Europa im Umbruch

Am Rhein steht eine Übermacht gegen Graf Heinrich III. von Sayn
Am Rhein steht eine Übermacht gegen Graf Heinrich III. von Sayn

Im Beitrag „Europa im Umbruch“ geht es um die Bettelorden, die Ketzer-Kreuzzüge und den erneuten Krieg um den Thron zwischen Otto IV. und Friedrich II. Da ging es dann längst nicht mehr nur um das Reich, es war ein europäischer Konflikt.

Lösen wir uns für eine Weile mal von den Intrigen und Kämpfen im Reich und schauen auf das Leben der Menschen.

Die Bettelorden

Die Stauferzeit war von großen Gegensätzen geprägt: höfischer Glanz und reiche Patrizier in den aufstrebenden Städten auf der einen, bittere Armut und Seuchen auf der anderen Seite. Es verwundert nicht, dass oft genug das Recht des Stärkeren galt.

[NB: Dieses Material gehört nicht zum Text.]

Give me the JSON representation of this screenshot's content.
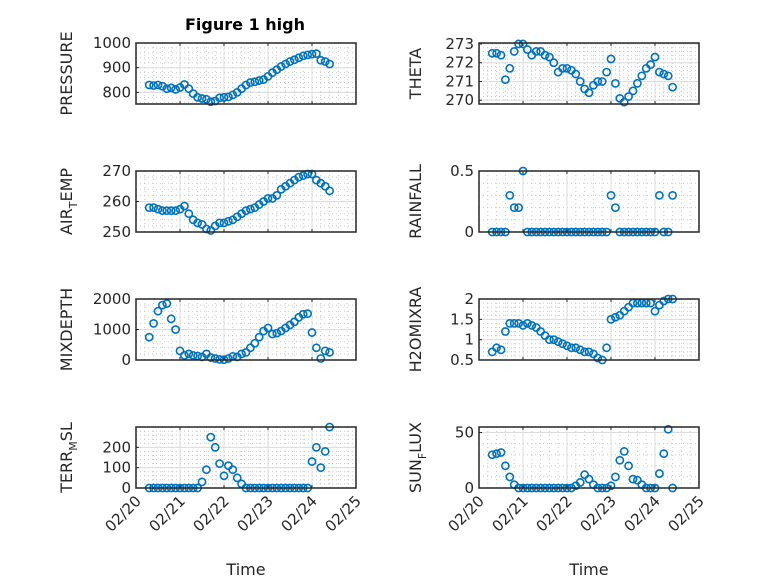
{
  "chart_data": {
    "type": "scatter",
    "title": "Figure 1 high",
    "xlabel": "Time",
    "x_tick_labels": [
      "02/20",
      "02/21",
      "02/22",
      "02/23",
      "02/24",
      "02/25"
    ],
    "x_unit": "days since 02/20",
    "xlim": [
      0,
      5
    ],
    "x": [
      0.3,
      0.4,
      0.5,
      0.6,
      0.7,
      0.8,
      0.9,
      1.0,
      1.1,
      1.2,
      1.3,
      1.4,
      1.5,
      1.6,
      1.7,
      1.8,
      1.9,
      2.0,
      2.1,
      2.2,
      2.3,
      2.4,
      2.5,
      2.6,
      2.7,
      2.8,
      2.9,
      3.0,
      3.1,
      3.2,
      3.3,
      3.4,
      3.5,
      3.6,
      3.7,
      3.8,
      3.9,
      4.0,
      4.1,
      4.2,
      4.3,
      4.4
    ],
    "marker": "circle-open",
    "color": "#0072BD",
    "grid": "on (major + minor)",
    "subplots": [
      {
        "ylabel": "PRESSURE",
        "ylim": [
          753,
          1000
        ],
        "yticks": [
          800,
          900,
          1000
        ],
        "values": [
          830,
          828,
          830,
          825,
          815,
          818,
          812,
          820,
          832,
          815,
          795,
          780,
          775,
          772,
          762,
          765,
          778,
          780,
          782,
          790,
          800,
          815,
          830,
          840,
          843,
          848,
          852,
          865,
          880,
          892,
          905,
          915,
          925,
          932,
          940,
          948,
          952,
          955,
          957,
          930,
          925,
          915
        ]
      },
      {
        "ylabel": "THETA",
        "ylim": [
          269.8,
          273.05
        ],
        "yticks": [
          270,
          271,
          272,
          273
        ],
        "values": [
          272.5,
          272.5,
          272.4,
          271.1,
          271.7,
          272.6,
          273,
          273,
          272.7,
          272.4,
          272.6,
          272.6,
          272.4,
          272.3,
          272.0,
          271.5,
          271.7,
          271.7,
          271.6,
          271.4,
          271.0,
          270.6,
          270.4,
          270.8,
          271.0,
          271.0,
          271.5,
          272.2,
          270.9,
          270.1,
          269.9,
          270.2,
          270.5,
          270.9,
          271.3,
          271.7,
          271.9,
          272.3,
          271.5,
          271.4,
          271.3,
          270.7
        ]
      },
      {
        "ylabel": "AIR_TEMP",
        "ylim": [
          250,
          270
        ],
        "yticks": [
          250,
          260,
          270
        ],
        "values": [
          258,
          258,
          257.5,
          257,
          257,
          257,
          257,
          257.5,
          258.5,
          256,
          254,
          253,
          252.5,
          251,
          250.5,
          252,
          253,
          253,
          253.5,
          254,
          255,
          256,
          257,
          257.5,
          258,
          259,
          260,
          261,
          261,
          262,
          264,
          265,
          266,
          267,
          268,
          268.5,
          269,
          269,
          267,
          266,
          265,
          263.5
        ]
      },
      {
        "ylabel": "RAINFALL",
        "ylim": [
          0,
          0.5
        ],
        "yticks": [
          0,
          0.5
        ],
        "values": [
          0,
          0,
          0,
          0,
          0.3,
          0.2,
          0.2,
          0.5,
          0,
          0,
          0,
          0,
          0,
          0,
          0,
          0,
          0,
          0,
          0,
          0,
          0,
          0,
          0,
          0,
          0,
          0,
          0,
          0.3,
          0.2,
          0,
          0,
          0,
          0,
          0,
          0,
          0,
          0,
          0,
          0.3,
          0,
          0,
          0.3
        ]
      },
      {
        "ylabel": "MIXDEPTH",
        "ylim": [
          0,
          2000
        ],
        "yticks": [
          0,
          1000,
          2000
        ],
        "values": [
          750,
          1200,
          1600,
          1800,
          1850,
          1350,
          1000,
          300,
          150,
          200,
          150,
          130,
          100,
          200,
          80,
          50,
          20,
          10,
          50,
          120,
          100,
          200,
          250,
          400,
          550,
          750,
          950,
          1050,
          850,
          880,
          950,
          1050,
          1150,
          1250,
          1400,
          1500,
          1520,
          900,
          400,
          50,
          300,
          250
        ]
      },
      {
        "ylabel": "H2OMIXRA",
        "ylim": [
          0.5,
          2
        ],
        "yticks": [
          0.5,
          1,
          1.5,
          2
        ],
        "values": [
          0.7,
          0.8,
          0.75,
          1.2,
          1.4,
          1.4,
          1.4,
          1.35,
          1.4,
          1.35,
          1.3,
          1.2,
          1.1,
          1.0,
          1.0,
          0.95,
          0.9,
          0.85,
          0.8,
          0.8,
          0.75,
          0.7,
          0.7,
          0.65,
          0.55,
          0.5,
          0.8,
          1.5,
          1.55,
          1.6,
          1.7,
          1.8,
          1.9,
          1.9,
          1.9,
          1.9,
          1.9,
          1.7,
          1.85,
          1.95,
          2.0,
          2.0
        ]
      },
      {
        "ylabel": "TERR_MSL",
        "ylim": [
          0,
          300
        ],
        "yticks": [
          0,
          100,
          200
        ],
        "values": [
          0,
          0,
          0,
          0,
          0,
          0,
          0,
          0,
          0,
          0,
          0,
          0,
          30,
          90,
          250,
          200,
          120,
          60,
          110,
          90,
          50,
          20,
          0,
          0,
          0,
          0,
          0,
          0,
          0,
          0,
          0,
          0,
          0,
          0,
          0,
          0,
          0,
          130,
          200,
          100,
          180,
          300
        ]
      },
      {
        "ylabel": "SUN_FLUX",
        "ylim": [
          0,
          55
        ],
        "yticks": [
          0,
          50
        ],
        "values": [
          30,
          31,
          32,
          20,
          10,
          3,
          0,
          0,
          0,
          0,
          0,
          0,
          0,
          0,
          0,
          0,
          0,
          0,
          0,
          2,
          5,
          12,
          8,
          3,
          0,
          0,
          0,
          2,
          10,
          25,
          33,
          20,
          8,
          7,
          3,
          0,
          0,
          0,
          13,
          31,
          53,
          0
        ]
      }
    ]
  }
}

So mächtig Papst Innozenz III. auch sein mochte – viele Menschen zweifelten an seiner Kirche. Da war die Selbstsucht und die Machtgier der hohen Geistlichkeit, die im krassen Gegensatz zum Elend vieler Menschen stand. Seelsorger und Priester lebten in Klöstern fernab der Städte und Gemeinden. Die wenigen Weltgeistlichen, die „Leutepriester“, waren oft genug selbst bitterer Armut entronnen.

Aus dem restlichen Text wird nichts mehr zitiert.